There are always, in our lives now, security concerns, but these have become routine, and more than once I’ve thought we must be far safer than a typical middle-class couple in the suburbs; they have a burglar alarm, or perhaps a Jack Russell terrier, a spotlight at one exterior corner of the house, and we have snipers and helicopters, armored cars, rocket launchers and sharpshooters on the roof. The risks for us are greater, yes, but the level of protection is incomparable—absurd at times. As with so much else, I tell myself it is our positions that are being deferred to, that we are simply symbols; who we are as individuals hardly matters. It would embarrass me otherwise to think of all the expense and effort put forth on our behalf. If not us, I repeat to myself, then others would play this same role.
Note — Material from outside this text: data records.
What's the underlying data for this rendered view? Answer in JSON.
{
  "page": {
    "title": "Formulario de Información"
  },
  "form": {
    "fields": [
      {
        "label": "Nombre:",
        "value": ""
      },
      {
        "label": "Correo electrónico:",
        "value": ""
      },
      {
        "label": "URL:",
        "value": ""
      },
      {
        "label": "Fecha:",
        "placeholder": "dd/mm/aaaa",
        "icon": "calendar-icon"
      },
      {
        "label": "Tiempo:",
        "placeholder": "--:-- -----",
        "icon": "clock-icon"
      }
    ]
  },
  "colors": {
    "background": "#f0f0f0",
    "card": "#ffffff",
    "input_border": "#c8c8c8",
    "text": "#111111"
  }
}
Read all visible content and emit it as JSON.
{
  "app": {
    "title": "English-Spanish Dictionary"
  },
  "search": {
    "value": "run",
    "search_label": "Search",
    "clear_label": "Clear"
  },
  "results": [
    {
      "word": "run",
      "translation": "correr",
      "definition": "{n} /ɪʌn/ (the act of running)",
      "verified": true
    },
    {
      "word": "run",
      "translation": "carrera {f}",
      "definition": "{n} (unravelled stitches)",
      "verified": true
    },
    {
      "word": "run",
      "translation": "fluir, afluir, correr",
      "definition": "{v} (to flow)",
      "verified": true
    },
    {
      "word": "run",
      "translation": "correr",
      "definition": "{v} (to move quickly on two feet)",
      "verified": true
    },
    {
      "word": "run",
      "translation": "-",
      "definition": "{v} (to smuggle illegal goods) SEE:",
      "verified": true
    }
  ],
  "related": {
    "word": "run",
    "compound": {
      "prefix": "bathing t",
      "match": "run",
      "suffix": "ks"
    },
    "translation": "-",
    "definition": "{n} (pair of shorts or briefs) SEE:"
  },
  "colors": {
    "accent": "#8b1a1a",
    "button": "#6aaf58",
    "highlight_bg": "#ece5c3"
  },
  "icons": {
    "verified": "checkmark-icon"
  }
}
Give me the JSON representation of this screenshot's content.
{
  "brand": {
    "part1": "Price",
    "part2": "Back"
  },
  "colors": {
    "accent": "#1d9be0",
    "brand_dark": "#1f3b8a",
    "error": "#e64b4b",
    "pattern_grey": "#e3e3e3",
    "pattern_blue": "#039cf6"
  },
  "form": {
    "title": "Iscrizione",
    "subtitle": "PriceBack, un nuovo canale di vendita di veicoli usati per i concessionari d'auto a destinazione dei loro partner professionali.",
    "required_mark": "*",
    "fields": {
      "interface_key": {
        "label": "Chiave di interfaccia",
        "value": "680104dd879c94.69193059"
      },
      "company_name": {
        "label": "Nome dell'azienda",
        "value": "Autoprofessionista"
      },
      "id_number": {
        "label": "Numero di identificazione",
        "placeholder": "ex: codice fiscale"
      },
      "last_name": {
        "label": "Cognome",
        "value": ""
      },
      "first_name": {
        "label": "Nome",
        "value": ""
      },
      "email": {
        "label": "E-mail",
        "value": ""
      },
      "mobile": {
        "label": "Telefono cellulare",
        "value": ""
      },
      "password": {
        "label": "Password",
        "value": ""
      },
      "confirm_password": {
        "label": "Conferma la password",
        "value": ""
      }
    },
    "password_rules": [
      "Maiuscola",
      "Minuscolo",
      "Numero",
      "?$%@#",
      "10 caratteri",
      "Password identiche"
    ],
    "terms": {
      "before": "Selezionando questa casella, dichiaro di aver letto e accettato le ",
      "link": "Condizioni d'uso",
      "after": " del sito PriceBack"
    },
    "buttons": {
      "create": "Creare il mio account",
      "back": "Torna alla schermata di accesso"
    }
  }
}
For several nights, I’ve had trouble sleeping. It’s not going to bed in the first place that’s the challenge: I feel all the normal stages of weariness, the lack of focus that becomes more pronounced with each half hour past ten o’clock, and when I climb beneath the covers, usually a little after eleven, sometimes my husband is still in the bathroom or looking over a last few papers, talking to me from across the room, and I drift away. When he comes to bed, he cradles me, I rise back out from the sea of sleep, we say “I love you” to each other, and in the blurriness of this moment, I believe that something essential is still ours; that our bodies in darkness are what’s true and most everything else—the exposure and the obligations and the controversies—is fabrication and pretense. When I wake around two, however, I fear the reverse.

I am not sure whether waking at two is better or worse than waking at four. On the one hand, I have the luxury of knowing that eventually, I’ll fall back to sleep; on the other hand, the night seems so long. Usually, I’ve been dreaming of the past: of people I once knew who are now gone, or people with whom my relationship has changed to the point of unrecognizability. There is so much I’ve experienced that I never could have imagined.